When a user logs in, the index number of the first matching steering group is used to create a cookie. The index number of the steering groups correspond to the order of the groups in the Steering Groups field in the Virtual Service, (that is, the first group has an index of 1, the second has an index of 2 and so on.)
The cookie is called X-Kemp-STEERING. Content rules should be created and added to the relevant Real Server(s) in order to match the relevant steering group and steer the traffic appropriately. To create a content rule for this purpose, follow the steps below:
1. In the main menu of the LoadMaster WUI, go to Rules & Checking > Content Rules.
2. Click Create New.
3. Enter a recognizable Rule Name.
4. Ensure the Rule Type is set to Content Matching.
5. Ensure the Match Type is set to Regular Expression.
6. Enter Cookie as the Header Field.
7. Enter X-Kemp-STEERING=<IndexOfSteeringGroup>, for example X-Kemp-STEERING=1 to match the first group in the Steering Groups list.
8. Click Create Rule.
9. Repeat these steps for any other steering groups, as needed.
After creating the content rules, the rules need to be assigned to the relevant Real Server(s) in order to steer the traffic to those Real Servers based on the steering group. To assign a content rule to a Real Server, follow the steps below:
1. In the main menu of the LoadMaster WUI, go to Virtual Services > View/Modify Services.
2. Click Modify.
3. Expand the Advanced Properties section.

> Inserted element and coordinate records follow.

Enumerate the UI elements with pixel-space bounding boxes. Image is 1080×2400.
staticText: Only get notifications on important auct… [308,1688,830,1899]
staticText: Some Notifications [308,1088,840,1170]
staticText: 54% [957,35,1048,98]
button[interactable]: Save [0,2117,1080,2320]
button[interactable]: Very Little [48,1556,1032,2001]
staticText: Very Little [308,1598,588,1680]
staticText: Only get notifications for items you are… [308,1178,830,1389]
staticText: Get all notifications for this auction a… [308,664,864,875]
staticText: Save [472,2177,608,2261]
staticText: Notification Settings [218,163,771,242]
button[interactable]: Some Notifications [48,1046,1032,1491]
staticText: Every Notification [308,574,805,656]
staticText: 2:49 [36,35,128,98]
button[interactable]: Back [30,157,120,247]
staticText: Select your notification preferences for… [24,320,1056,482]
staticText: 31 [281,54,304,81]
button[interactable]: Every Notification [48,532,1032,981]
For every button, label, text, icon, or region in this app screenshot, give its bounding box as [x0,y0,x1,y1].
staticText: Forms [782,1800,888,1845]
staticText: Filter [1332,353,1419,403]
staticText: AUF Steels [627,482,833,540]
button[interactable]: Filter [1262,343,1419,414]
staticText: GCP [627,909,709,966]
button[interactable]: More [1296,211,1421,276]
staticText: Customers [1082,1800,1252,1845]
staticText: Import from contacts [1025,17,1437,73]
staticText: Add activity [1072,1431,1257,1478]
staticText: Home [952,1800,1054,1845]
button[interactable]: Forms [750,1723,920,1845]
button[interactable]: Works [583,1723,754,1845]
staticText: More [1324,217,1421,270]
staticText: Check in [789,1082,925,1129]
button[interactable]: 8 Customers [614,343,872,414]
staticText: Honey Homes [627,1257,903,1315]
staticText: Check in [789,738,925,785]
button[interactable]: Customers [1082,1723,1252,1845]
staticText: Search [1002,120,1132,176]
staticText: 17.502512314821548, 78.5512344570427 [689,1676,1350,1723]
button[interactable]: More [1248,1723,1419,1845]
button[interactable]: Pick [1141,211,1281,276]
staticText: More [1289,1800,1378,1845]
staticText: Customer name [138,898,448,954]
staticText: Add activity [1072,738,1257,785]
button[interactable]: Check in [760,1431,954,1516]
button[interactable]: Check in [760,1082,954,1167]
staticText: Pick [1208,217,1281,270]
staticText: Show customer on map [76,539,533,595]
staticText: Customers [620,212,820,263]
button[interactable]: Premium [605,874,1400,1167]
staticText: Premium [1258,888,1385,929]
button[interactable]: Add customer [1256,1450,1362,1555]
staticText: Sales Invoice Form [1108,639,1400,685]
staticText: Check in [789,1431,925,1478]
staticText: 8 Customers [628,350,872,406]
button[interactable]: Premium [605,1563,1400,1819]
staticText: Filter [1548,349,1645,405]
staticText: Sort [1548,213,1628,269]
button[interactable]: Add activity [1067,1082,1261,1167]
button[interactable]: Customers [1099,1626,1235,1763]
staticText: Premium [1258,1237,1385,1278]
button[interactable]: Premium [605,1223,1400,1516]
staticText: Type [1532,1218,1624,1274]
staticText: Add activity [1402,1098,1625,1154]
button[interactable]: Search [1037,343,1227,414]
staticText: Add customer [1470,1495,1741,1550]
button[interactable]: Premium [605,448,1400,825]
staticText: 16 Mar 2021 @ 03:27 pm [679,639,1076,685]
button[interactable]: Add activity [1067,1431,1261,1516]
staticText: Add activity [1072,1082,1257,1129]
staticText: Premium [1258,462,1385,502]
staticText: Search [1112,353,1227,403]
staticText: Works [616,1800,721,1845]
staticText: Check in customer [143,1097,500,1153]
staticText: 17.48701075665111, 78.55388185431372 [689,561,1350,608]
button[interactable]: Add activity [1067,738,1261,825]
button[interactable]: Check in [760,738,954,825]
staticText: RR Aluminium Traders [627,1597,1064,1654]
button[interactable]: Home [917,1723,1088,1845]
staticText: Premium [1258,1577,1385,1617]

4. Click Enable in the Content Switching section.
5. Expand the Real Servers section.
6. Click the None button in the Rules column for the relevant Real Server.
7. Select the relevant rule from the Rule drop-down list.
8. Click Add.
9. Repeat these steps to assign the other rules to the relevant Real Servers, as needed.
If a content rule which matches on a steering group with the index 1 has been assigned to a Real Server, users in the first steering group listed in the Steering Groups field will be directed to that Real Server - if it is available. If the Real Server is not available, the traffic distribution will default to the Scheduling Method selected for the Virtual Service.
This document was last updated on 21 April 2020.